Under date of September 23, 1630, we read that ‘one Austin Bratcher, dying lately at Mr. Cradock's plantation, a jury found that the strokes given by Walter Palmer were accounted manslaughter.’ But two months later, Palmer (who was from Charlestown) was acquitted, not to the satisfaction of everybody, as one Thomas Fox was fined for saying the Court had been bribed. An unpleasant episode—Medford's entrance into the limelight of history.
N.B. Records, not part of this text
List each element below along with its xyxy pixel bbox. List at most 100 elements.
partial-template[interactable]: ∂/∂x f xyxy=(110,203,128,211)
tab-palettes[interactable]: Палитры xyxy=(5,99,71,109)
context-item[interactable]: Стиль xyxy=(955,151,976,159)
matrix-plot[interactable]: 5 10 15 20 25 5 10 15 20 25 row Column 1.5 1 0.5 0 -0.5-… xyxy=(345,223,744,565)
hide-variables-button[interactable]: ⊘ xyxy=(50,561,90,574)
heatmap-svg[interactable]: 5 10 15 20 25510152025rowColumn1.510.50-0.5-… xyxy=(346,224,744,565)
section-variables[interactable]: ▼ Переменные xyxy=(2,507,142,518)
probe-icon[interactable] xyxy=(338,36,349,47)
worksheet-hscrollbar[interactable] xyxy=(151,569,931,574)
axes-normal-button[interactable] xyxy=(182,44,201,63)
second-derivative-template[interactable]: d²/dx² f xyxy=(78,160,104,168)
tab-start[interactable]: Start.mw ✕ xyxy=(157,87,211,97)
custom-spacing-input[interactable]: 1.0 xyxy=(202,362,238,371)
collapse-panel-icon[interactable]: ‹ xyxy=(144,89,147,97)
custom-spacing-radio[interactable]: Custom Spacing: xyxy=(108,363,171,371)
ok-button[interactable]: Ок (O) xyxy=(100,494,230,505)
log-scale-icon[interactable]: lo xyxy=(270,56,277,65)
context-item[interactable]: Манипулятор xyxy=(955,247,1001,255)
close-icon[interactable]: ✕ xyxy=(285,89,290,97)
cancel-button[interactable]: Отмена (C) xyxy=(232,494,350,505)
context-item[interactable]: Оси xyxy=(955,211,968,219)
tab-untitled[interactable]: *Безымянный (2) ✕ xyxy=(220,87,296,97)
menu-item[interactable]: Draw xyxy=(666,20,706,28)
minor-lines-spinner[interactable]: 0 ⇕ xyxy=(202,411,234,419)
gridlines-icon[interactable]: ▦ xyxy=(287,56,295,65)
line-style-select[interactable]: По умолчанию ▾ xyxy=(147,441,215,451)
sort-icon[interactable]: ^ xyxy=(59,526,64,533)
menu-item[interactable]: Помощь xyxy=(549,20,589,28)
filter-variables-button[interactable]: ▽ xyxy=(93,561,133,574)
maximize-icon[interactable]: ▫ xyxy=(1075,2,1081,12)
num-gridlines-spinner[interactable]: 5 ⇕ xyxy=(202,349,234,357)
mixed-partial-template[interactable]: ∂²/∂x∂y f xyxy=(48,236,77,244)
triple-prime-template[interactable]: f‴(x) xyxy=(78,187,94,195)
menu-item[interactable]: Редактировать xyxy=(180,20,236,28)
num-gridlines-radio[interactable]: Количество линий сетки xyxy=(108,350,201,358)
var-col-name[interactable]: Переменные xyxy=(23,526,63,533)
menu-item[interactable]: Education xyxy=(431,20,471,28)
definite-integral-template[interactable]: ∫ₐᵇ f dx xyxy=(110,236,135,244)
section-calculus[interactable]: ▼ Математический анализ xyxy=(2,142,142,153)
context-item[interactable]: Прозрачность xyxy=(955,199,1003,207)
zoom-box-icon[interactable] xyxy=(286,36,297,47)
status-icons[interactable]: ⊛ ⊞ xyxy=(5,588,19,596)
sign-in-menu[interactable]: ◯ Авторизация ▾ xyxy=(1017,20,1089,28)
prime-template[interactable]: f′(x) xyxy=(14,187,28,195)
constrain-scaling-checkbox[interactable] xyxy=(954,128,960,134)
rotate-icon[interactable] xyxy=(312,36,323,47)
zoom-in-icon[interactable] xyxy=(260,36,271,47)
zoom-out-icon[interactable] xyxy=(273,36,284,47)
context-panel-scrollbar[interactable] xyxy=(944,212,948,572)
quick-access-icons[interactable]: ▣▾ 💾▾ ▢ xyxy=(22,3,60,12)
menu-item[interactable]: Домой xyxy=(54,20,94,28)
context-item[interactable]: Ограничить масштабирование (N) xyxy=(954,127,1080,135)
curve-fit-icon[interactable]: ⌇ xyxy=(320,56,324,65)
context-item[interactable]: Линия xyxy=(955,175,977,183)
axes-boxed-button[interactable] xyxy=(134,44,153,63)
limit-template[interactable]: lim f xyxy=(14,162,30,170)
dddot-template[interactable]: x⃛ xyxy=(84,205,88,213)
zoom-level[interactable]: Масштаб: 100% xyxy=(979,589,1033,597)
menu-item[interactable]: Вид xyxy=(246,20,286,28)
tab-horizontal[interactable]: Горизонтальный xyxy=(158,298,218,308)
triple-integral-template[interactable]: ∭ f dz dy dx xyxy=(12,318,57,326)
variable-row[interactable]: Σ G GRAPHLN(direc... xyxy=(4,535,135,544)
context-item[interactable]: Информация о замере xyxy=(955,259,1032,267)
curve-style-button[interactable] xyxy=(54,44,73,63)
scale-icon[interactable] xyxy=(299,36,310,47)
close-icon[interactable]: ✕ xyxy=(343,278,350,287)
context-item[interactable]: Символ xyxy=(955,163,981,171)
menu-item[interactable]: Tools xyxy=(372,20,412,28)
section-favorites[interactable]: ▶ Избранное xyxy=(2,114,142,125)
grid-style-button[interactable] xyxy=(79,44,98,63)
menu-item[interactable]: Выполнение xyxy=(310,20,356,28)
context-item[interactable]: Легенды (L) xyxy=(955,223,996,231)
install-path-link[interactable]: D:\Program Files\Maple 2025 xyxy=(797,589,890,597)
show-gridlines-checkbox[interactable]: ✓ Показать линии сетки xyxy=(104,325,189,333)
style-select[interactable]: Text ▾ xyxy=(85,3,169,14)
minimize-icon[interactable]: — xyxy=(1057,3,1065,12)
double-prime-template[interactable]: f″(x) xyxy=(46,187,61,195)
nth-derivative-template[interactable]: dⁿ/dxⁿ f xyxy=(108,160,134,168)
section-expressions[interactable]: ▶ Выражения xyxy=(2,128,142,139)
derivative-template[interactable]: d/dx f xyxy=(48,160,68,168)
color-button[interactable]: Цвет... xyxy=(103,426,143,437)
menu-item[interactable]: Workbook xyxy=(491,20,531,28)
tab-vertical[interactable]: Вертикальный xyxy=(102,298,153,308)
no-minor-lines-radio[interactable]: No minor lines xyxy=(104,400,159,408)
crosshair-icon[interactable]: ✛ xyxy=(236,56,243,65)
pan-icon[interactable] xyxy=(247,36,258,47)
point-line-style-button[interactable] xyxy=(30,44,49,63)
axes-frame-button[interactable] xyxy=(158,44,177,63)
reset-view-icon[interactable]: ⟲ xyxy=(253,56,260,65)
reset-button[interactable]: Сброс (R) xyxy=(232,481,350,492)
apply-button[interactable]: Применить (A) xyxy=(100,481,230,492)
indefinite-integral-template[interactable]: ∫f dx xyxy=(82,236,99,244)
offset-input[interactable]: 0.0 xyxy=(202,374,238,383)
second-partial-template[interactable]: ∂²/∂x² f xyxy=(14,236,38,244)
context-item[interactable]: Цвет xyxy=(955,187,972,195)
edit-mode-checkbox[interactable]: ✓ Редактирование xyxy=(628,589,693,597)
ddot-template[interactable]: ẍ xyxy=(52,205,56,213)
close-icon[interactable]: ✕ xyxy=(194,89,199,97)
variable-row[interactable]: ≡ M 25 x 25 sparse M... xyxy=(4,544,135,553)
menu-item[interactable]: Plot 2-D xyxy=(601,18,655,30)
During the first ten years the fording place was used in crossing the river, unless a boat or raft served, but in 1639 the agent Davison had a bridge built a little way below. It was one hundred and fifty feet long, very narrow, and but little above the marshes that bordered the river. And very soon he found his good work had got him into trouble as his employer's farm was only on this side, and this structure, desirable as it was, was half in the adjoining town of Charlestown. So troubles of various kinds came up, and towns west and north were called upon to assist in its maintenance for nearly a century. Davison must have gotten roiled up some over it for he was up before the Court for swearing an oath, and fined.

In 1640 Captain Edward Johnson and others came up from Charlestown over this new way and bridge and turned about by the little pond and along the varge way, following the old trail across the brook and up another hill and then northwesterly about five miles, and settled Waterfield and Charlestown village. Two years later they organized a church, and were incorporated by the General Court in this terse, brief form ‘Charlestown Village is called Wooburne.’

With this and other going to and fro, our country roads may be said to have begun. The Salem path easterly of course was older. The settlement of Woburn is well told by Mr. Evans in his ‘Seven against the Wilderness.’